Even though the images and meaning of the mural continued to resonate, the paint itself did not stand the test of time. As the power plant was taken over by the city and then shut down, the mural faded while some of its sections painted over and “tagged” with graffiti. Perhaps the mural became an example of artist and creation changing together because For La Raza was also one of the last works Herrera painted before putting aside his brush and spray can for two decades.
“Every now and then I would look at it, but it was kind of a chapter that I closed. I stopped painting to raise a family,” explains the licensed electrician. Years later, his younger children didn’t even know much of Herrera’s life as an artist.
“The first times we drove by the little ones didn’t realize I had painted it. They just saw an old faded painting. They kept playing on their phones.”

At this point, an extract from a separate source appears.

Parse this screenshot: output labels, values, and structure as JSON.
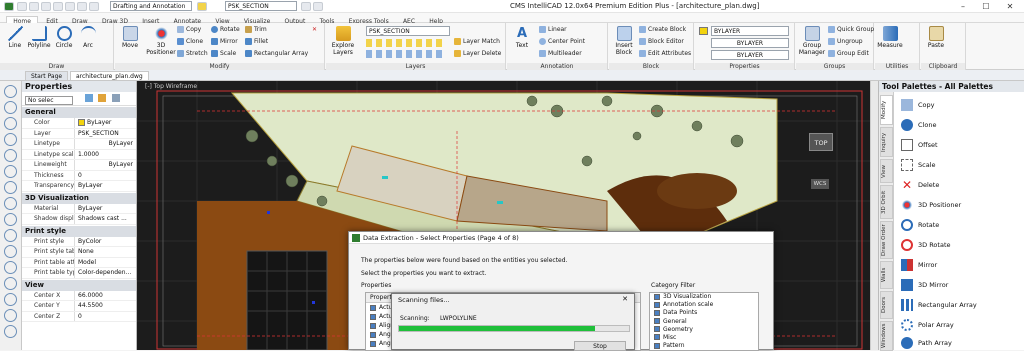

After the city decommissioned the power plant and turned the area turned into parkland, there also came a call to save some of the neighborhood art. As a phase of the Holly Shores Master Plan, the Parks and Recreation Department worked with Art in Public Places and the community to identify historic murals at the power plant in need of restoration. Arte Texas, an organization of artists including Herrera and Cortez was founded by Bertha Delgado to save the mural; it was commissioned to develop a restoration plan. With so much wear and damage done to the mural over the decades, the plan called for the original artists to repaint the entire mural, this time using acrylic paint, so the vivid colors might easily last beyond another 30 years.
“We didn’t see this far down the road,” says Herrera looking back at the mural’s first incarnation. “We didn’t see almost 30 years later. We didn’t think the mural would last this long or the wall be there that long. That was a surprise.”

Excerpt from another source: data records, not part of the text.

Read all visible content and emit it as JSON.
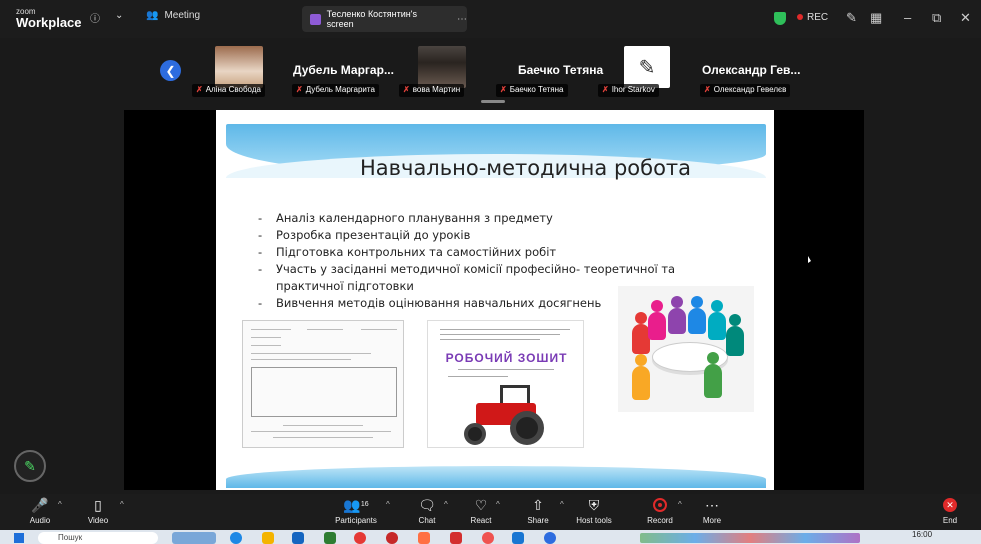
{
  "titlebar": {
    "logo_top": "zoom",
    "logo_bottom": "Workplace",
    "meeting_label": "Meeting",
    "share_tab": "Тесленко Костянтин's screen",
    "rec": "REC"
  },
  "gallery": {
    "participants": [
      {
        "label": "Аліна Свобода"
      },
      {
        "name": "Дубель Маргар...",
        "label": "Дубель Маргарита"
      },
      {
        "label": "вова Мартин"
      },
      {
        "name": "Баечко Тетяна",
        "label": "Баечко Тетяна"
      },
      {
        "label": "Ihor Starkov"
      },
      {
        "name": "Олександр Гев...",
        "label": "Олександр Гевелєв"
      }
    ]
  },
  "slide": {
    "title": "Навчально-методична робота",
    "bullets": [
      "Аналіз календарного планування з предмету",
      "Розробка презентацій до уроків",
      "Підготовка контрольних та самостійних робіт",
      "Участь у засіданні методичної комісії професійно- теоретичної та практичної підготовки",
      "Вивчення методів  оцінювання навчальних досягнень"
    ],
    "workbook_title": "РОБОЧИЙ ЗОШИТ"
  },
  "toolbar": {
    "audio": "Audio",
    "video": "Video",
    "participants": "Participants",
    "participants_count": "16",
    "chat": "Chat",
    "react": "React",
    "share": "Share",
    "host_tools": "Host tools",
    "record": "Record",
    "more": "More",
    "end": "End"
  },
  "taskbar": {
    "search": "Пошук",
    "time": "16:00"
  },
  "colors": {
    "accent_blue": "#2d6cdf",
    "rec_red": "#e02a2a",
    "shield_green": "#2fbf5a"
  }
}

The artists reworked several of the images, making the faces and lettering more distinct and giving “Azteca” the Earth, flags, and sun a vibrant and almost kinetic cosmic background. Though Herrera says it wasn’t entirely intentional, that fist changing from rock to flesh now also resembles an asteroid or comet floating through space.
“It’s an eternal struggle, that’s why it’s in motion like that,” describes Herrera. “This is reasserting the dominance of where you come from. We don’t need to go across the border. We don’t need to leave our land. This was Mexico for my great, great grandfather. I literally don’t come from anywhere else.”
For La Raza also brought Herrera back to his art, and he’s now working on canvas paintings and planning other mural projects.
“I find myself 360 degrees. I went off to do something different, leaving politics and murals behind. Now I find myself engaged with some of the same people that I stopped talking to almost 30 years ago. What’s sad is finding a lot of the same problems still exist.”
Beyond his personal artistic rejuvenation, the restoration also became a celebration for the community and a chance to educate the next generation. Early in the process, Arte Texas reached out to area schools and soon high school, middle and even a few elementary school students were enlisted to contribute to the project.
The students learned about culture, history, Aztec self-determination, and a lot about painting.
“I would like to think they learned a little bit about their culture and the joy of painting, being creative. You have to be creative. It opens doors in the mind,” explains Herrera. “I hope by working on the mural, it becomes part of their life. It’s part of their history and they hold on to it. I hope they watch over it after I’m gone.”